¾ in the country, dissatisfaction with the everyday behavior of the “nepmen” became more and more acute among the general population, who staged revelries and various entertainments in plain sight.

External:

¾ the aggressiveness of capitalist states against the USSR intensified. The very fact of the existence of the Soviet state and its successes aroused the furious hatred of the imperialists. International reaction aimed to disrupt the industrialization that had begun in the USSR at any cost and to create a united front of capitalist powers for anti-Soviet military intervention. An active role in anti-Soviet politics during this period belonged to the British imperialists. It is enough to note that W. Churchill, an outstanding politician of that time, repeatedly noted that we did not leave Soviet Russia out of our attention for a single day, and constantly directed efforts to destroy, at any cost, the communist regime. In February 1927, an attack was organized on the Soviet plenipotentiary mission in London and Beijing, and the plenipotentiary representative in Poland P.L. was killed. Voikova;

In 1927, the Kuomintang government of China suspended diplomatic relations with the Soviet Union and closed all Soviet diplomatic missions.

In 1929, emergency measures to limit the free sale of bread were legalized. Priority sale of grain under government obligations is established. Already in the second half of 1929, partial expropriation of the kulaks began.
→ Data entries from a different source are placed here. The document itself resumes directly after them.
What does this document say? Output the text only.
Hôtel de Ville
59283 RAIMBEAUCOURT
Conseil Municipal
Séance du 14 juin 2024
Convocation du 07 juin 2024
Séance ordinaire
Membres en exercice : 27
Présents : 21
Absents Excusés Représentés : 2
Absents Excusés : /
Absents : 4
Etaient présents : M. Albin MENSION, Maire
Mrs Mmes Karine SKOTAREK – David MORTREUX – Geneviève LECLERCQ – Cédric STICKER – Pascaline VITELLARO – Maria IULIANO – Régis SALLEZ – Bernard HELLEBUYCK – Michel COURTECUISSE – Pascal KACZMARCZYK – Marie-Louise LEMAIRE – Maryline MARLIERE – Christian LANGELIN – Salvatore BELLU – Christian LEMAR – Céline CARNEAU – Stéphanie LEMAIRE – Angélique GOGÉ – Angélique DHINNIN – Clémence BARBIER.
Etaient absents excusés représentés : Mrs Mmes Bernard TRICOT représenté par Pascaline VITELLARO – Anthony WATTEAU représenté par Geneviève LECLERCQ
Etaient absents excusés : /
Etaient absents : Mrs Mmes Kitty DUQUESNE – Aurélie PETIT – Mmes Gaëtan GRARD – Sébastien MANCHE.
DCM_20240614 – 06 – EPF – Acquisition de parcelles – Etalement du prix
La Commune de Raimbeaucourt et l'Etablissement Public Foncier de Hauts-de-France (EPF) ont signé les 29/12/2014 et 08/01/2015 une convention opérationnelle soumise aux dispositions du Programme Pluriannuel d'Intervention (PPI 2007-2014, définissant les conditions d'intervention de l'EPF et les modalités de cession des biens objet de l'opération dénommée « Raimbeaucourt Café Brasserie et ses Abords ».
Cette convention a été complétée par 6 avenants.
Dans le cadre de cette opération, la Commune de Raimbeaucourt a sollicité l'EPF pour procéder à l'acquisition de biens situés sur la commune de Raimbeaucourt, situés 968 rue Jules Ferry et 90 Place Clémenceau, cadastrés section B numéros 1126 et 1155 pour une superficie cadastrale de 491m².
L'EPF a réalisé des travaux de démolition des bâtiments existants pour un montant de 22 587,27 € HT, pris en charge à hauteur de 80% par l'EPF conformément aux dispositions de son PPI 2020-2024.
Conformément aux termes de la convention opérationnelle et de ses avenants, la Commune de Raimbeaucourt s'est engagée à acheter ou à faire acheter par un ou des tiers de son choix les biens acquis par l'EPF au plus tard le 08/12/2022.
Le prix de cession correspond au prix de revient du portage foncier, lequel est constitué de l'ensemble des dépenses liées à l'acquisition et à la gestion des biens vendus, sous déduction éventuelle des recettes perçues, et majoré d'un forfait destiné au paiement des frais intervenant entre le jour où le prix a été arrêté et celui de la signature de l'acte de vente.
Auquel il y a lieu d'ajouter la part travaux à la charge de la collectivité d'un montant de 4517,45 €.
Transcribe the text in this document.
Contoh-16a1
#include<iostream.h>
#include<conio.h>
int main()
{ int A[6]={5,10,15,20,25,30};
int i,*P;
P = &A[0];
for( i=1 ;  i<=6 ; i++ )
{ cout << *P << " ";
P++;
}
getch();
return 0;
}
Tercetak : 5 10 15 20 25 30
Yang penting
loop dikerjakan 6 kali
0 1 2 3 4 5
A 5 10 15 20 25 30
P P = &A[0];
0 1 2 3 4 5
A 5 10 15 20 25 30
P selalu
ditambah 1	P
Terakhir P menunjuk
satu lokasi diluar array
The year 1929 was essentially decisive in the rejection of the NEP. The year 1929 went down in the history of the USSR as the “Year of the Great Turning Point.”

In the early 30s, there was an almost complete displacement of private capital from various sectors of the economy. The share of private enterprises in industry in 1928 was 18%, in agriculture - 97%, in retail trade - 24%, and by 1933 - 0.5%, 20% and zero, respectively.



Positive results of the NEP:

1. It was possible to restore the national economy and even surpass the pre-war level due to internal reserves.

2. Revive agriculture, which made it possible to feed the country’s population.

3. National income increased by 18 percent per year and by 1928 by 10 percent per capita, which exceeded the 1913 level.

4. Industrial output grew by 30 percent annually, indicating rapid growth in labor productivity.

5. The national currency has become valid and stable.

6. The material well-being of the population grew noticeably.

Negative results of the NEP:

1. There was a disproportionate development of the main sectors of the national economy.

2. The lag in the pace of industrial revival from agricultural production led the NEP through a period of economic crises.

3. In the village there was a social and property differentiation of the peasantry, which led to increased tension between different poles.

4. Throughout the 20s, the number of unemployed in the city increased, which by the end of the NEP amounted to more than 2 million people.

5. The financial system strengthened only for a while. In the second half of the 20s, due to the active financing of heavy industry, market equilibrium was disrupted and inflation began, which undermined the financial and credit system.

Thus, starting from 1929, replacing the NEP policy, an administrative management system was established in the country's economy.